Olivier Blanchard: China slump would cause global crisis, chances small

Ex chief economist of the International Monetary Fund (IMF) does not think the Chinese economy has slowed down very much so far.

(Reuters).- Chances of a drastic slump in Chinese growth are small but it would cause a global crisis if it happened, Olivier Blanchard, who has just stepped down as chief economist of the International Monetary Fund, said on Thursday.

New IMF forecasts this week saw no change to the Fund’s projections on China.

It came as a surprise to many following the recent turbulence in the world’s number two economy, but Blanchard, who left the IMF two weeks ago, said its experts had spent a lot of time over the summer meeting Chinese officials and specialists.

“Based on the analysis of data that I have seen, I do not think the Chinese economy has slowed down very much so far,” he told Reuters in an interview at the Cass Business School.

“I think the probability of a major decrease in growth in China is small.”

The IMF’s forecast of 6.8% growth this year in China and 6.3% in 2016 stuck out in a week in which U.S. bank Citi’s renowned economist Willem Buiter suggested the world economy could be pulled into a two-year recession by China.
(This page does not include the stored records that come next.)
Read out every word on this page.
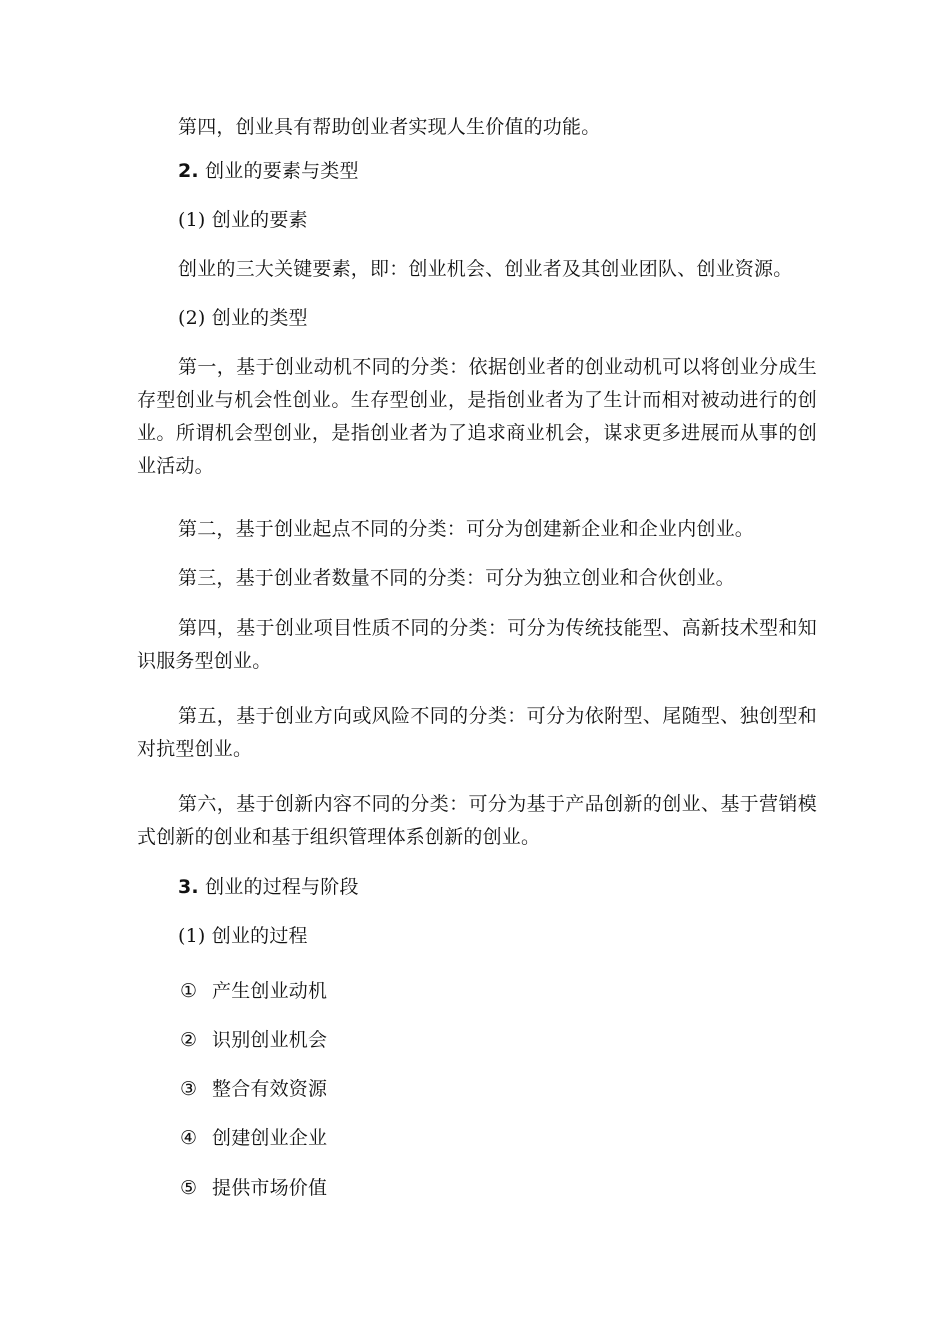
第四，创业具有帮助创业者实现人生价值的功能。
2. 创业的要素与类型
(1) 创业的要素
创业的三大关键要素，即：创业机会、创业者及其创业团队、创业资源。
(2) 创业的类型
第一，基于创业动机不同的分类：依据创业者的创业动机可以将创业分成生存型创业与机会性创业。生存型创业，是指创业者为了生计而相对被动进行的创业。所谓机会型创业，是指创业者为了追求商业机会，谋求更多进展而从事的创业活动。
第二，基于创业起点不同的分类：可分为创建新企业和企业内创业。
第三，基于创业者数量不同的分类：可分为独立创业和合伙创业。
第四，基于创业项目性质不同的分类：可分为传统技能型、高新技术型和知识服务型创业。
第五，基于创业方向或风险不同的分类：可分为依附型、尾随型、独创型和对抗型创业。
第六，基于创新内容不同的分类：可分为基于产品创新的创业、基于营销模式创新的创业和基于组织管理体系创新的创业。
3. 创业的过程与阶段
(1) 创业的过程
① 产生创业动机
② 识别创业机会
③ 整合有效资源
④ 创建创业企业
⑤ 提供市场价值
Societe Generale has also alked of a Japanese-style ‘lost decade’ there.

“You have to ask where the decrease would come from,” Blanchard said. He said the rest of the world was unlikely to suddenly stop buying from China, while Chinese consumers would continue spending and worries about an excessive housing boom had also eased.

The trigger would have to be a collapse in investment by state firms and local authorities, which is unlikely, he said.

“It’s true that they have often over-invested. It is true that they are sometimes too leveraged, but I think if they were to cut investment too much, the central Chinese government would make sure that the cuts remain limited. The same goes for local authorities,” Blanchard said.

If that proved too optimistic, however, and China’s growth rate did halve to 3 percent, there would be serious problems.

Would it cause another major global crisis? “The bar has been set very high by Lehman, but yes it would be big,” he said.

It could be bad
The impact on commodity prices would be particularly substantial. China represents around 50% of global steel and copper demand, for example, and a serious slowdown would affect commodity producers like Russia, Brazil and Saudi Arabia.

“There might well be big geopolitical implications,” Blanchard said. “There would probably be bankruptcies of firms in emerging markets, firms involved in commodity production, firms with large dollar debts.

“All this could create large risk premiums, disturb the financial markets. In short, it could be bad.”

Rating agency Moody’s, whose forecasts for China are in line with the IMF’s, said on Thursday that China’s sovereign rating could withstand slower growth and greater volatility, and that Chinese companies it rates could cope with another 5-10 fall in the yuan.

Blanchard said the other major uncertainty hanging over the global economy is if and when the U.S. Federal Reserve will finally raise interest rates from the near-zero level they have been at since the global financial crisis.